Go to zinc and select your compounds of interested:
'[http://zinc15.docking.org/tranches/home http://zinc15.docking.org/tranches/home]'

This is the tranches page which allows users to select the region of chemical space of interest.

lets select the fragment preset.

on lets download the index file. This file contains the location of each database on our cluster. outside users will need to download the databases themselves.

now lets setup the directorys for docking by running the following script:

python /nfs/home/tbalius/zzz.github/DOCK/docking/setup/setup_db2_zinc15_file_number.py ./ vs_frag /nfs/work/tbalius/database_ph4/frags.txt 500 count

The file /nfs/work/tbalius/database_ph4/frags.txt should be changed to that you downloaded from ZINC.

The above script has 5 parameters:
:(1) path where directories will be located (present directory);
:(2) prefix name of the directories;
:(3) the file that contains the db2 files locations;
:(4) the number of directories to be created; and
:(5) the type of run: count (evenly distributes the db2 file among the dirs, this is much faster than the other options), size (It will try and make the directory of equal size), or both (will try and satisfy both criteria).
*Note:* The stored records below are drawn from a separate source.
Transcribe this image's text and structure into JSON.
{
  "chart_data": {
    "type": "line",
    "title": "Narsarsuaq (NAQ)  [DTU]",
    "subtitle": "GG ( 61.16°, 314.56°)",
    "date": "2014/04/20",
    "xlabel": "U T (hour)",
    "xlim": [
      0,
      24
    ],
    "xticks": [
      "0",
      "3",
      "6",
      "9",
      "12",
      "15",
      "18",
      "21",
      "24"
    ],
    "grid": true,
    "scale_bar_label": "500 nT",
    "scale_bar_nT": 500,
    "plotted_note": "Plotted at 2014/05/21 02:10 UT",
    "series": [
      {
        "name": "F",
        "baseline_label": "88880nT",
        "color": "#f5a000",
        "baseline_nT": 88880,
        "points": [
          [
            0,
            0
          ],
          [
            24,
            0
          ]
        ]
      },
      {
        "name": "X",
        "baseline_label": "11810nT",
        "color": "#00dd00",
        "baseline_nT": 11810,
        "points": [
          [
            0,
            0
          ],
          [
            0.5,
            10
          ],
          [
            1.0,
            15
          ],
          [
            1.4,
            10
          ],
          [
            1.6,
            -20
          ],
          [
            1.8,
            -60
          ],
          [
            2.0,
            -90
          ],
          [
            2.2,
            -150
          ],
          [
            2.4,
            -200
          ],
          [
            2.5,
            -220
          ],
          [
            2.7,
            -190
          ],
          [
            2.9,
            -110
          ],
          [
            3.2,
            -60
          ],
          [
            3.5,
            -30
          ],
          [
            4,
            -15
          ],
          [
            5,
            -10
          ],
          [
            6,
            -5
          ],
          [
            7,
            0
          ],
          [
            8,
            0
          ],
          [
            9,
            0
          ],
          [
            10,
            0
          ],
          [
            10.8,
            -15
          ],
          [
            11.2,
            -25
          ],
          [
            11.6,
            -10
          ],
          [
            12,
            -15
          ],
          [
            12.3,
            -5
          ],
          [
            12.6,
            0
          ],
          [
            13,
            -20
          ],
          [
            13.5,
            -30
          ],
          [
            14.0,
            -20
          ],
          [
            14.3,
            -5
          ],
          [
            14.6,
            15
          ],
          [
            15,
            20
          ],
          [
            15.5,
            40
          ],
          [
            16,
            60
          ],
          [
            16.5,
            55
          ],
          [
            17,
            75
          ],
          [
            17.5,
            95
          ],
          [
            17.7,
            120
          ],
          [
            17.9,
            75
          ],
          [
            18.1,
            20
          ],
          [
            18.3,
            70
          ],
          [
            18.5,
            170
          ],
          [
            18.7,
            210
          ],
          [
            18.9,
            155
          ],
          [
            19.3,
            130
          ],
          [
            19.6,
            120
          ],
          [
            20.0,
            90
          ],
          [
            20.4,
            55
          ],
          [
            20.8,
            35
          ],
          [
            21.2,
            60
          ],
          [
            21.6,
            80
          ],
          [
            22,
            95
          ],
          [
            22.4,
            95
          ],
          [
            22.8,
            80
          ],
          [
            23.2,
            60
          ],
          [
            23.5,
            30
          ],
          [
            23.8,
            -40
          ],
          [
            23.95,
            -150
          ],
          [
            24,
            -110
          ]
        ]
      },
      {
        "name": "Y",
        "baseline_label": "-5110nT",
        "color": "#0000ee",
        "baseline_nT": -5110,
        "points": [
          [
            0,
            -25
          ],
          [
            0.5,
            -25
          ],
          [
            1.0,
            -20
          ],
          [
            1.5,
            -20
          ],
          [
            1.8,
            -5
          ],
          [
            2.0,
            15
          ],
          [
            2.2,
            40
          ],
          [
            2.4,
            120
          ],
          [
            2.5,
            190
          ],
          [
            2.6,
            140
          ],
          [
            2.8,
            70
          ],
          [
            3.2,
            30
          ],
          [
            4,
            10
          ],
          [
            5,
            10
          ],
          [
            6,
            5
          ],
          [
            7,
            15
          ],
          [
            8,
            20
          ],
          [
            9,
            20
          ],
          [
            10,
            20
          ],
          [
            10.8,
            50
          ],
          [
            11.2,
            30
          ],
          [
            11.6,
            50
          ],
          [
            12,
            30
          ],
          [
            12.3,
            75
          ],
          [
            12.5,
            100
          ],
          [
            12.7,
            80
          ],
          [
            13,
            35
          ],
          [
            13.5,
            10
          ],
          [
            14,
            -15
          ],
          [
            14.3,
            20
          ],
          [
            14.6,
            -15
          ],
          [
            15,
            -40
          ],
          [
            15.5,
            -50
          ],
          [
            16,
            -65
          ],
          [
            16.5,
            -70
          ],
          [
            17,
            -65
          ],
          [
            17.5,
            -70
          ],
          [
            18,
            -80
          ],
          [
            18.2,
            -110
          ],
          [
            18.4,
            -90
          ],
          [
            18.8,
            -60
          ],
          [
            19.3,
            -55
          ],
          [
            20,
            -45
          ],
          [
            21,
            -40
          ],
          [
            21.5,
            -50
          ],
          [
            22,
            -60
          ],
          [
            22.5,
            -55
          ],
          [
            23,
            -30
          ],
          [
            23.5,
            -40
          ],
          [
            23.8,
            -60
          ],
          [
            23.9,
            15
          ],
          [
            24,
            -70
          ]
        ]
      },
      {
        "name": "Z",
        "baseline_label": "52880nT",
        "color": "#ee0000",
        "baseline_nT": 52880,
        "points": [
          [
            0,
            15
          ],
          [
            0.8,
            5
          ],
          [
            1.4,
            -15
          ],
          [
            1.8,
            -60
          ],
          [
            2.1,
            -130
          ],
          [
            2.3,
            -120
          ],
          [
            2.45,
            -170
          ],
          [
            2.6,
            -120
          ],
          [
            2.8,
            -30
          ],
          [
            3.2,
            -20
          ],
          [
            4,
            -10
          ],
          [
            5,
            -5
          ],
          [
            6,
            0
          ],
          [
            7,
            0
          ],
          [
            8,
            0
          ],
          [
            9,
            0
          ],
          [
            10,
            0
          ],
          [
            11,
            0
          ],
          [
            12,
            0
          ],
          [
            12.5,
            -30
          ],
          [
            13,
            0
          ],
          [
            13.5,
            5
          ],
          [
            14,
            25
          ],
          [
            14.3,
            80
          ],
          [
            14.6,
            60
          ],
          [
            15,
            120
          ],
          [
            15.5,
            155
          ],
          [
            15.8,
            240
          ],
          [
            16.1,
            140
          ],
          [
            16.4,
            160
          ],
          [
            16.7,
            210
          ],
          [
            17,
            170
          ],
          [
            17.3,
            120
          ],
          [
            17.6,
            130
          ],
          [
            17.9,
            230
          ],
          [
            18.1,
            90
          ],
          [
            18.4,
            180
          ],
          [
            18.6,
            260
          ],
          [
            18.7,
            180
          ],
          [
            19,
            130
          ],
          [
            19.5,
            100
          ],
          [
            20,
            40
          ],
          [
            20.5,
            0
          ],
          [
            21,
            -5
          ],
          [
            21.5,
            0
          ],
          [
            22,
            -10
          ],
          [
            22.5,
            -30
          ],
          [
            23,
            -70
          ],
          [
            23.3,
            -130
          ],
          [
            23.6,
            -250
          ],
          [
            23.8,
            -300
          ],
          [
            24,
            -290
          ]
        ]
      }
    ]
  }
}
Note that this script is avable in later beta versons of DOCK3.7.

===submitting the docking calculations===

This script will submit a job to the queue for each of the docking directorys created by the setup script.

$DOCKBASE/docking/submit/submit.csh

DOCK3.7 is a serial program and is parallelized by submiting many serial jobs to the queue.

===combining the results===

After your docking jobs have all completed, This script will combine all your results into an extract_all file.
$DOCKBASE/analysis/extract_all.py

This script will create a mol2 file with the top scoring molecules:
$DOCKBASE/analysis/getposes.py

=== curating and hit-picking ===

Typically we will visualize the ligands in UCSF Chimera using the veiwdock tool (using the DOCK4, 5, or 6 format).